Tous droits de reproduction et de traduction réservés pour tous pays, y compris le Danemark, les Pays-Bas, la Suède et la Norwège.
Paris.—L. Maretheux, imprimeur, 1, rue Cassette.
UN SOIR A HERNANI
A PAUL MEURICE
I
«Zoin da herri hori?»
Le vieil homme fit halte.
L'heure rosait au loin les croupes de basalte;
La montagne semblait courir au golfe clair
Pour mêler ses moutons aux moutons de la mer;
La fougère était morte et l'herbe tremblait toute;
Et, noir contre le ciel, au tournant de la route
Où malgré la saison deux genêts épineux
Gardaient du velours jaune entre leurs piquants bleus,
L'homme, qu'enveloppait une vaste rotonde,
Etait assis de l'air le plus triste du monde
Sur un petit cheval à tête de mulet.
«Zoin da herri hori?» demandais-je. (Quel est
Ce village?)
Et du doigt je montrais un village,
Tout en scandant ces mots de la langue sauvage
Vieille comme la roche et comme l'Océan.
—Mais ma voix n'avait pas le chant guipuzcoan.
Le vieux Basque espagnol, sans cesser d'être triste,
Toucha le bord pointu de son béret carliste.
Laissa courtoisement tomber sur l'étranger
Le mépris d'un regard qui semblait déroger,
Et répondit...
Genêts, sapins, fougère, ronce!
Je connaissais pourtant, d'avance, sa réponse!
Je savais par quel mot trissyllabique et fier
Qui mettrait tout d'un coup de la gloire dans l'air,
Ce vieux pâtre hautain allait répondre, puisque
Par ces chemins d'Espagne où la grâce maurisque
Vit dans le geste obscur d'un porteur de fagot,
J'arrivais tout exprès pour l'entendre, ce mot!

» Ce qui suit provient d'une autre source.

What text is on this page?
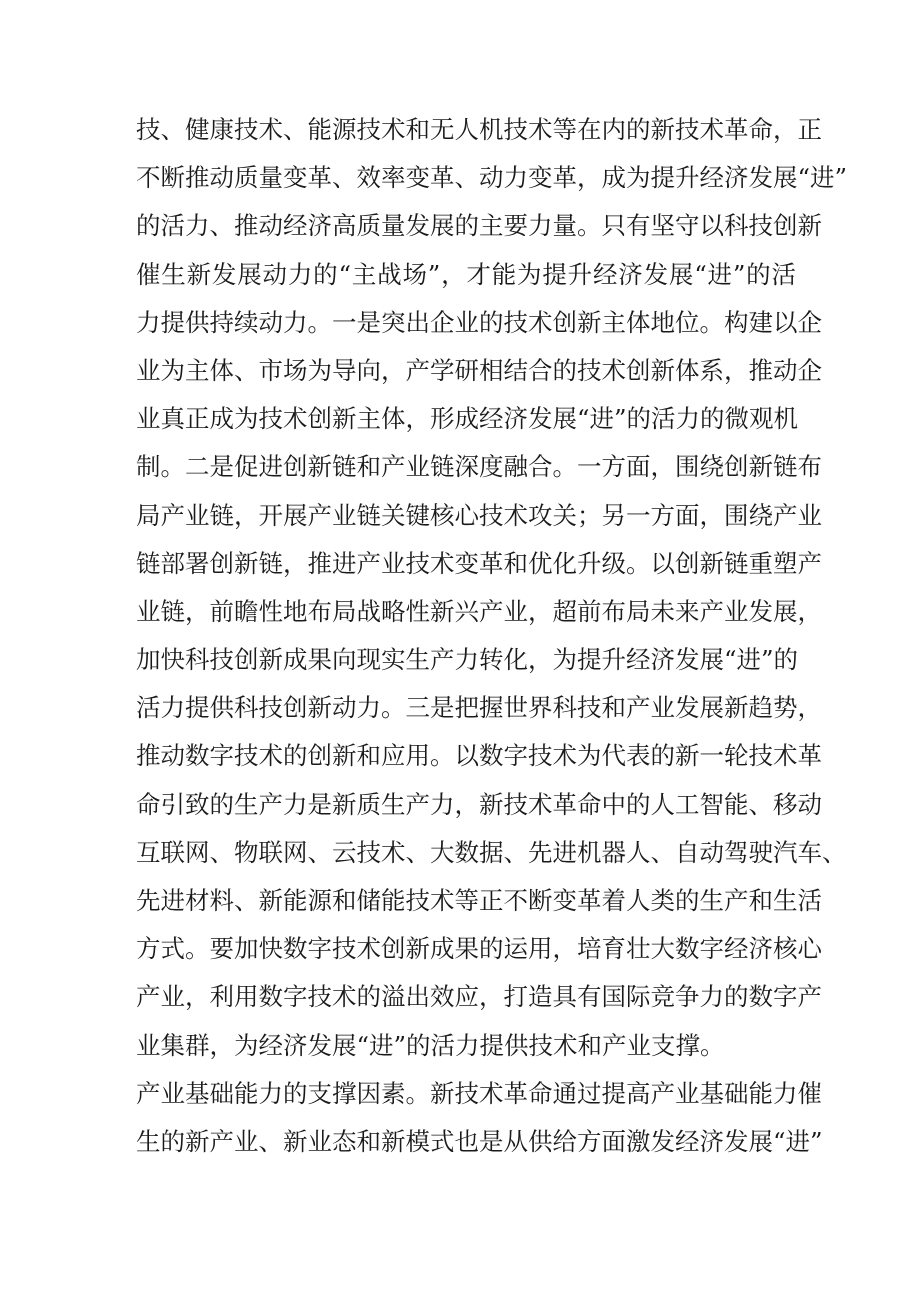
技、健康技术、能源技术和无人机技术等在内的新技术革命，正
不断推动质量变革、效率变革、动力变革，成为提升经济发展“进”
的活力、推动经济高质量发展的主要力量。只有坚守以科技创新
催生新发展动力的“主战场”，才能为提升经济发展“进”的活
力提供持续动力。一是突出企业的技术创新主体地位。构建以企
业为主体、市场为导向，产学研相结合的技术创新体系，推动企
业真正成为技术创新主体，形成经济发展“进”的活力的微观机
制。二是促进创新链和产业链深度融合。一方面，围绕创新链布
局产业链，开展产业链关键核心技术攻关；另一方面，围绕产业
链部署创新链，推进产业技术变革和优化升级。以创新链重塑产
业链，前瞻性地布局战略性新兴产业，超前布局未来产业发展，
加快科技创新成果向现实生产力转化，为提升经济发展“进”的
活力提供科技创新动力。三是把握世界科技和产业发展新趋势，
推动数字技术的创新和应用。以数字技术为代表的新一轮技术革
命引致的生产力是新质生产力，新技术革命中的人工智能、移动
互联网、物联网、云技术、大数据、先进机器人、自动驾驶汽车、
先进材料、新能源和储能技术等正不断变革着人类的生产和生活
方式。要加快数字技术创新成果的运用，培育壮大数字经济核心
产业，利用数字技术的溢出效应，打造具有国际竞争力的数字产
业集群，为经济发展“进”的活力提供技术和产业支撑。
产业基础能力的支撑因素。新技术革命通过提高产业基础能力催
生的新产业、新业态和新模式也是从供给方面激发经济发展“进”
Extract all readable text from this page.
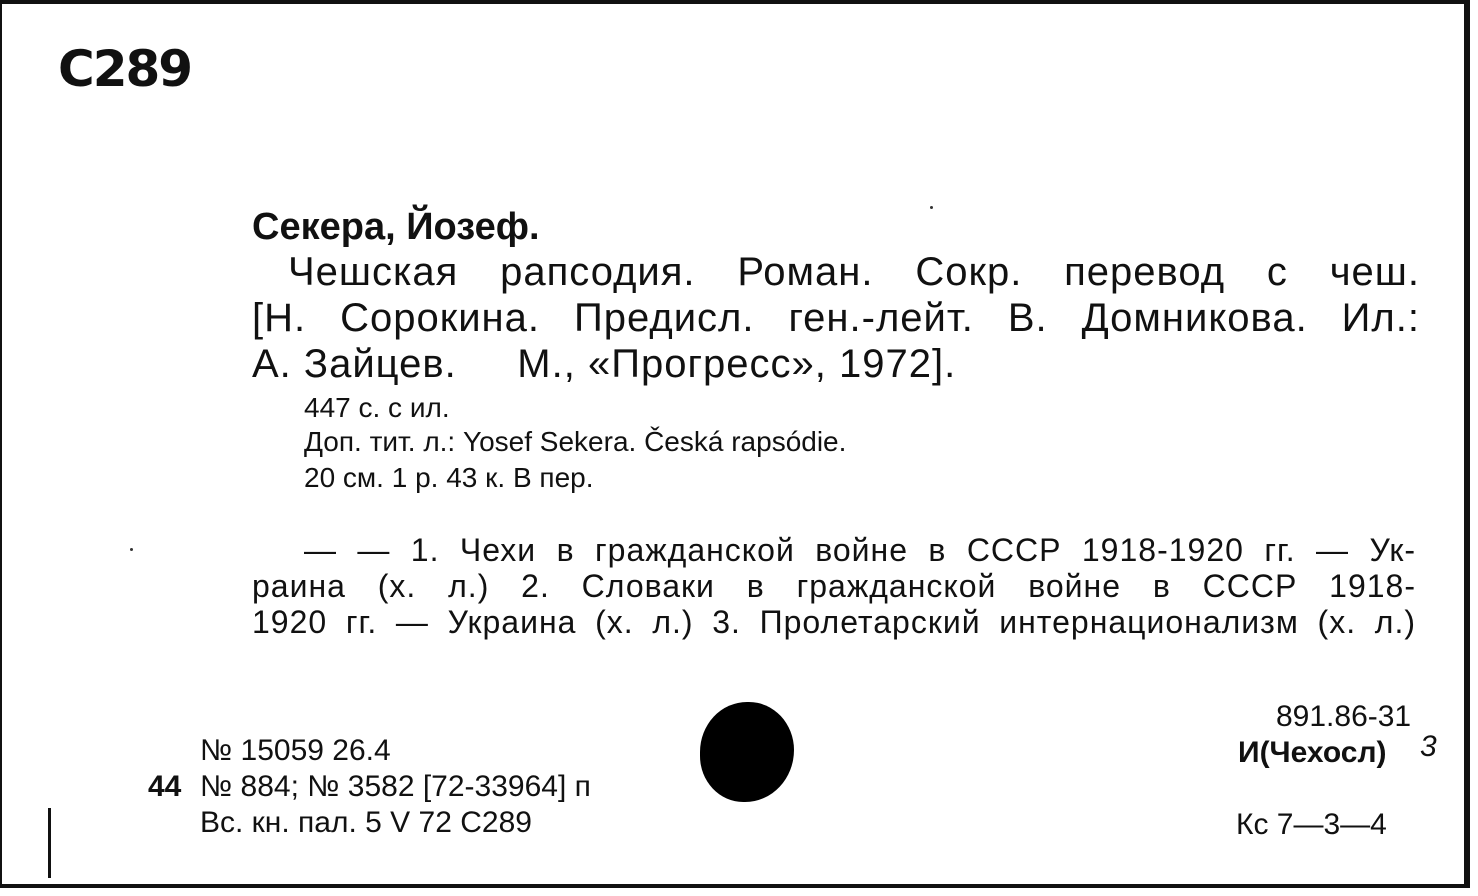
С289
Секера, Йозеф.
Чешская рапсодия. Роман. Сокр. перевод с чеш.
[Н. Сорокина. Предисл. ген.-лейт. В. Домникова. Ил.:
А. Зайцев.     М., «Прогресс», 1972].
447 с. с ил.
Доп. тит. л.: Yosef Sekera. Česká rapsódie.
20 см. 1 р. 43 к. В пер.
— — 1. Чехи в гражданской войне в СССР 1918-1920 гг. — Ук-
раина (х. л.) 2. Словаки в гражданской войне в СССР 1918-
1920 гг. — Украина (х. л.) 3. Пролетарский интернационализм (х. л.)
№ 15059 26.4
44 № 884; № 3582 [72-33964] п
Вс. кн. пал. 5 V 72 С289
891.86-31
И(Чехосл) 3
Кс 7—3—4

Puisqu'il avait, lui seul, rythmé ma marche; et certe
Je ne l'ignorais pas, petite route verte,
Le nom du cher village assis sur tes bords frais;
Ce n'était qu'un pieux frisson que je m'offrais
De me faire, en ce lieu, par cet homme, à cette heure,
Dire ce nom qui de tant d'ailes vous effleure!
L'enthousiasme était dans mon âme. J'avais
Besoin d'entendre là ce nom que je savais,
Et ce nom que pourtant j'étais si sûr d'entendre
Je l'attendais,—j'étais tout pâle de l'attendre!
Et j'eus froid dans le dos et les larmes aux yeux
Lorsque, rendu plus grand par l'accent de ce vieux
Et par la majesté du val crépusculaire,
Avec je ne sais quoi de farouche sur l'R
Qui vibra comme vibre un fer de makhila,
Avec sur l'I beaucoup de langueur, et sur l'A
Cette sonorité gutturale et chantante
Qui prolonge, élargit, et solennise, et, lente,
Balance une voyelle ainsi qu'un encensoir,
Le nom de Hernani roula dans l'or du soir!
Hernani, Hernani!...
Pâtre du pays basque,
Quand le silence emplit le val comme une vasque,
Tu l'entends se rider au loin du moindre bruit;
Et tu peux, quand parfois tu jettes dans la nuit
Le long ricanement de ton vieux cri de guerre,
Suivre, comme un enfant suit jusqu'au bout sa pierre,
Ton cri jusqu'aux derniers ricochets musicaux
De ses échos et des échos de ses échos!
Mais tu ne peux pas suivre un nom qui se prolonge
Dans tous les contreforts des Montagnes du songe,
Qui fait chanter tous les sommets roses qu'en nous
Ont laissé les premiers enthousiasmes fous;
Et tu ne peux savoir qu'aux lointains de mon âme
Ce nom vient d'éveiller, en innombrable gamme,
Plus d'échos que jamais tu n'en déterminas
Quand tu poussais, le soir, tes longs irrinzinas!
Hernani!
Je frissonne!... Oh! comme il a, ce rustre,
Dit ce nom sans savoir que ce nom est illustre!
La Victoire pour lui n'habite pas ce nom!
Est-ce que les beaux vers font pousser l'herbe? Non,
Et le soc en ouvrant la terre qu'il défriche
Ne peut faire jaillir un tronçon d'hémistiche!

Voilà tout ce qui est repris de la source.